El desprecio le producía tal desconcierto que no atinaba sino a mezclar el mazo de naipes en su habitación, soñando con un golpe de suerte. Al anochecer atravesaba al local de Monasterio, quien le indicaba al barman que le sirviera a su socio un vodka con jugo de naranja, y pretextando algo urgente que resolver, le farfullaba que la próxima semana hablarían largo y tendido sobre tantas cosas pendientes.

– Sólo una cosa pendiente cuenta -dijo Vergara Grey, cogiéndolo sin amabilidad de la solapa, al mismo tiempo que lo alzaba del piso-. Mitad y mitad. 0 en buen chileno, miti mote. Ése fue el acuerdo y quiero que lo respetes.

– No necesitas recordármelo, Nico. Repartiremos lo que haya fraternalmente.

– Fraternalmente, no, Monasterio. Fifty-fÍfty.

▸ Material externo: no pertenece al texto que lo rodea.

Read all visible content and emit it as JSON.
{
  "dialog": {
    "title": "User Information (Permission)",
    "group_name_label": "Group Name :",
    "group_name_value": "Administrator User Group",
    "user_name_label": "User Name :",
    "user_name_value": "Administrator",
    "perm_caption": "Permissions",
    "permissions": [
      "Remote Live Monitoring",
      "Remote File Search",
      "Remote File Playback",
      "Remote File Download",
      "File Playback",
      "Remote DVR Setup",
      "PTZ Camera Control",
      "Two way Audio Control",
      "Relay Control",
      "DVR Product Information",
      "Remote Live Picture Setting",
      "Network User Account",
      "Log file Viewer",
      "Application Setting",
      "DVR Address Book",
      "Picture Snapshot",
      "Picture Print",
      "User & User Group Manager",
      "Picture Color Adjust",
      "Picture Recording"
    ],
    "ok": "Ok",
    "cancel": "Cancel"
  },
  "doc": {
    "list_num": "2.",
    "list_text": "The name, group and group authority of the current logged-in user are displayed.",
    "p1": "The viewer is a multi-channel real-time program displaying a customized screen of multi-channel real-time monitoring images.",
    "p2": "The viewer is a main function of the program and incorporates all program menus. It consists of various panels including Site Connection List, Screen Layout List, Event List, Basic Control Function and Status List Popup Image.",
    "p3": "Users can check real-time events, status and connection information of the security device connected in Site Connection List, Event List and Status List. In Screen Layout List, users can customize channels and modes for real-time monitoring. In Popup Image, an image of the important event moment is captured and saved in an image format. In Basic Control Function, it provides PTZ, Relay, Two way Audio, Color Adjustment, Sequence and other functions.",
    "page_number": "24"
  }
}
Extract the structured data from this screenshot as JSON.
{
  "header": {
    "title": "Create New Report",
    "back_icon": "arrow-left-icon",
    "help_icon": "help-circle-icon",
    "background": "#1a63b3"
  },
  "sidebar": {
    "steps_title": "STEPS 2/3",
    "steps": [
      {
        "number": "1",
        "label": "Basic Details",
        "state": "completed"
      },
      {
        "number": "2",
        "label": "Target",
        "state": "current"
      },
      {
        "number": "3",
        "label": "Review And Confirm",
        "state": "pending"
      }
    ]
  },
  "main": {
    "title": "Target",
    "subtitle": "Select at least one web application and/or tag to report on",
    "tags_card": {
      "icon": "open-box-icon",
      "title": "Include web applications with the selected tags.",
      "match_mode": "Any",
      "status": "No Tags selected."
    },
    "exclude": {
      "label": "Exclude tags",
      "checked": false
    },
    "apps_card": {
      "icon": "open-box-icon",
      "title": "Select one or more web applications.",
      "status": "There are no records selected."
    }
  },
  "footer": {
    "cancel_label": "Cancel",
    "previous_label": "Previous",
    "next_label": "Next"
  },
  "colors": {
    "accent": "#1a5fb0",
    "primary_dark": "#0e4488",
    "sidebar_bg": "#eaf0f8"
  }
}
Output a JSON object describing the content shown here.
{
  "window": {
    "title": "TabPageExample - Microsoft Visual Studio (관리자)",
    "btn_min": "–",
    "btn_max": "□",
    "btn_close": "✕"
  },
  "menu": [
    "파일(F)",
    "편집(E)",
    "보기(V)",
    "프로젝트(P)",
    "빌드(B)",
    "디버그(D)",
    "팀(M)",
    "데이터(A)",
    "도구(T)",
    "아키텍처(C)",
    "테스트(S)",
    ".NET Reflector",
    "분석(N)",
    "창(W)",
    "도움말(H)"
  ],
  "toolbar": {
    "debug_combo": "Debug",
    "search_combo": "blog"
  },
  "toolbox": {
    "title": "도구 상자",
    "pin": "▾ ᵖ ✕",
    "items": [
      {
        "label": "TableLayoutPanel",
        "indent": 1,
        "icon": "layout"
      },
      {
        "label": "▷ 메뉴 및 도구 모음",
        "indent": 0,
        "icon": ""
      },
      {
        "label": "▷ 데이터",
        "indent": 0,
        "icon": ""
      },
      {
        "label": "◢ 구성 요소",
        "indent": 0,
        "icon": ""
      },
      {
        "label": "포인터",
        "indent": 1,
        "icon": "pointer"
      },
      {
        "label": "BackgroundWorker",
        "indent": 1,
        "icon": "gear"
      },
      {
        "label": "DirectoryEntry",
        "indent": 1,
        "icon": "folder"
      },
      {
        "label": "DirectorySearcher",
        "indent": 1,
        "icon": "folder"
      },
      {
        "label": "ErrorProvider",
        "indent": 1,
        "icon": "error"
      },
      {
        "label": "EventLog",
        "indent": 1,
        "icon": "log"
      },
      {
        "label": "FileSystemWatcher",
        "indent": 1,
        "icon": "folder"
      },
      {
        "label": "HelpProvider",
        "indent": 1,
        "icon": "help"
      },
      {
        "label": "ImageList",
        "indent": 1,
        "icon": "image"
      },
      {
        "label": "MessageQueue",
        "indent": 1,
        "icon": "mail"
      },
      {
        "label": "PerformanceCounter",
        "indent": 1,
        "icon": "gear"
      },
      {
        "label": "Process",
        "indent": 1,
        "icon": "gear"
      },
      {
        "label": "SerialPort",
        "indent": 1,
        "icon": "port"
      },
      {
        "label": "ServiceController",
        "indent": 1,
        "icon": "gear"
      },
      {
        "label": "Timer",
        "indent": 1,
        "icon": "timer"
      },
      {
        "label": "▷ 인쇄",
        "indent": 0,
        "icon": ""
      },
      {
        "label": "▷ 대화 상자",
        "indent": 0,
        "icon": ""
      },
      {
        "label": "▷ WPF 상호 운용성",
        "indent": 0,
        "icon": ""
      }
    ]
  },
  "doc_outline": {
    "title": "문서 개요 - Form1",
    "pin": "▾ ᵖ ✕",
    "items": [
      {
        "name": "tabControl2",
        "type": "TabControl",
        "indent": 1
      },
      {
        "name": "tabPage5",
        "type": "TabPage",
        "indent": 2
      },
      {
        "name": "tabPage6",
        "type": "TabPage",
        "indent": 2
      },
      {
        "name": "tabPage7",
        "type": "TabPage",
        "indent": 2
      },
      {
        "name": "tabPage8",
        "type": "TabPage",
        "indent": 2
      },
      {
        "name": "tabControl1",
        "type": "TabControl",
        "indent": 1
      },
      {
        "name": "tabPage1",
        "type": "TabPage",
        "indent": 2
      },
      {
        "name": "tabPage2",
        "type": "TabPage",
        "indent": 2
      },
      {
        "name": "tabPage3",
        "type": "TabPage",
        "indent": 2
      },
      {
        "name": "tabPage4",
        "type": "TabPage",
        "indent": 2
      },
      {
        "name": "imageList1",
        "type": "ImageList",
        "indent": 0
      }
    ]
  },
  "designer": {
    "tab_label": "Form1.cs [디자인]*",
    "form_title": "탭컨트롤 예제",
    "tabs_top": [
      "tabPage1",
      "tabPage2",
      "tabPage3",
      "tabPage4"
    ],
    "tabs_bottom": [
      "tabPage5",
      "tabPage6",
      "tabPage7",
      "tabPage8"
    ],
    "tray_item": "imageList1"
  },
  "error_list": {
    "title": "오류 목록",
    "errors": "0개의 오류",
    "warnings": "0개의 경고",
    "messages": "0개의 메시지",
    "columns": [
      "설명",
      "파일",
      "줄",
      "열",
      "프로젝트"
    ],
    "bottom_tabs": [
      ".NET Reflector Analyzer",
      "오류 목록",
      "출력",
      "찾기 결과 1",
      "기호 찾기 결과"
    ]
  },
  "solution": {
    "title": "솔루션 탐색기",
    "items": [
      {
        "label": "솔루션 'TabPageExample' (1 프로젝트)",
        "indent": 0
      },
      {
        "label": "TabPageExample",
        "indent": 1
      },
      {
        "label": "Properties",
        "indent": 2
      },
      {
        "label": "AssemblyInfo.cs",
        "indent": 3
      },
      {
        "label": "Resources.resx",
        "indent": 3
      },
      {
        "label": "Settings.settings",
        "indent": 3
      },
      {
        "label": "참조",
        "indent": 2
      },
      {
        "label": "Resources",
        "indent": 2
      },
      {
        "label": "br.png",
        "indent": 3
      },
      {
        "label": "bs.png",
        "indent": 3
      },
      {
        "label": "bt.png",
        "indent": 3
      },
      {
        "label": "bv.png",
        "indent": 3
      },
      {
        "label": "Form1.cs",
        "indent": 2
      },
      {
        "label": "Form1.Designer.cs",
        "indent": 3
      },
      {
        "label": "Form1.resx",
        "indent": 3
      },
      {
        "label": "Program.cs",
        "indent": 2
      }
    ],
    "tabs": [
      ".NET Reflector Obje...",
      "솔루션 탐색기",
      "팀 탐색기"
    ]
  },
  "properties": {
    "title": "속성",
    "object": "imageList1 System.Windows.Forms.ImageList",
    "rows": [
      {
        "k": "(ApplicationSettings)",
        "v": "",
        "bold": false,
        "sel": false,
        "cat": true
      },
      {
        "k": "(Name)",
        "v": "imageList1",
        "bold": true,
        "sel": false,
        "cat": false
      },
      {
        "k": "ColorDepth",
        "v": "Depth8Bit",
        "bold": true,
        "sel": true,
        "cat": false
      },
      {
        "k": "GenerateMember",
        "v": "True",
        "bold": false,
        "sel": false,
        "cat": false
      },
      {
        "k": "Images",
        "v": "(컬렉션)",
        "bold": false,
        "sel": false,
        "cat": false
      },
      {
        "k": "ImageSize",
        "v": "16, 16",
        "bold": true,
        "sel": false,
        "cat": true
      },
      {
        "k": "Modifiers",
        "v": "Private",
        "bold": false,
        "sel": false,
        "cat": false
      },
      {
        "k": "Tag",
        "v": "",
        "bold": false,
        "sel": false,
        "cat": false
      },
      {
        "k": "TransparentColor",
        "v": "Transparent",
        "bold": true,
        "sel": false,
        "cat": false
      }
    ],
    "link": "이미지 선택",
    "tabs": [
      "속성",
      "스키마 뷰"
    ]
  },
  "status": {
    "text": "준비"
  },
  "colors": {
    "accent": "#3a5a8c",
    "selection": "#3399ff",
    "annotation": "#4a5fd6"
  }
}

Después se daba algunas vueltas por las calles vecinas y podía comprobar que el repertorio de niñas había cambiado en los últimos cinco años. Casi todas eran frescas, juveniles, y a modo de uniforme, lucían un peto y pantalones jeans, encima de los cuales se asomaban los slips. Entre ambas prendas brillaba una argolla prendida del ombligo que coronaba una piel tersa exenta de gramos. Desde los senos hasta el vientre, la vista de los hombres resbalaba como en una tersa pista de patinaje.

Ése era un barrio para muchachas prolijas. Bebían sólo agua mineral sin gas con sus clientes, y en las pausas se hacían llevar a la mesa un par de hojas de lechuga con un tomate, sin sal, ni aceite, ni vinagre, ni la sombra de un aliño.

Cenaban en trance, mascando lentamente, cual si esa merienda desprovista de calorías fuera caviar.

Las heroínas de su tiempo de hamponaje habían abandonado el campo de batalla heridas por los kilos y las arrugas. De seguro no sabían usar los compact disc, players portátiles ni serían capaces de entonar las canciones de moda en inglés como lo hacían estas bellezas de Providencia que seducían a los prepotentes ejecutivos. Mientras más observaba el ambiente, más lo hería la soledad. Se había imaginado su libertad tan distinta, que hubo alguna noche en que sintió nostalgia de la penitenciaría.

El sábado, después de echarle una mirada al dibujo de un ascensor que incluía el croquis del Enano Lira, tomó resignado el teléfono y digító el número de Teresa Capriatti anticipando el dolor que le provocaría su rechazo. Pero esta vez la mujer no lo cortó, aunque con tono estrictamente desinteresado le preguntó cómo estaba.

– Bien, mi amor. Estoy muy bien.

– Me alegro, Nico. Esta vez no colgué el teléfono porque tú y yo tenemos que hablar.

– Es lo que intento lograr desde hace una semana.

– Se trata de algo importante que te concierne a ti, a mí y a tu hijo.

– Mi trío de ases -sonrió el hombre.

– Lo hablaremos personalmente. Quiero que nos veamos mañana de una vez por todas.

– ¿Nos juntamos a almorzar?

– No. Un almuerzo tarda mucho. Es mejor que nosveamos a la hora del té. Es menos complicado.

– ¿Dónde?

– Hay un salón de té en Orrego Luco, al llegar a la Costanera. Se llama Flaubert. Iré con Pablito mañana a las cinco.

– ¿Seguro que irá?

– Él no quiere verte para nada, pero como se trata de algo importante…

– Es mi hijo. No debería tener esa actitud.

– Le has hecho mucho daño, Nico.

– ¿Yo? ¿A él? ¿Al ser que más quiero en el mundo? ¿Yo, daño?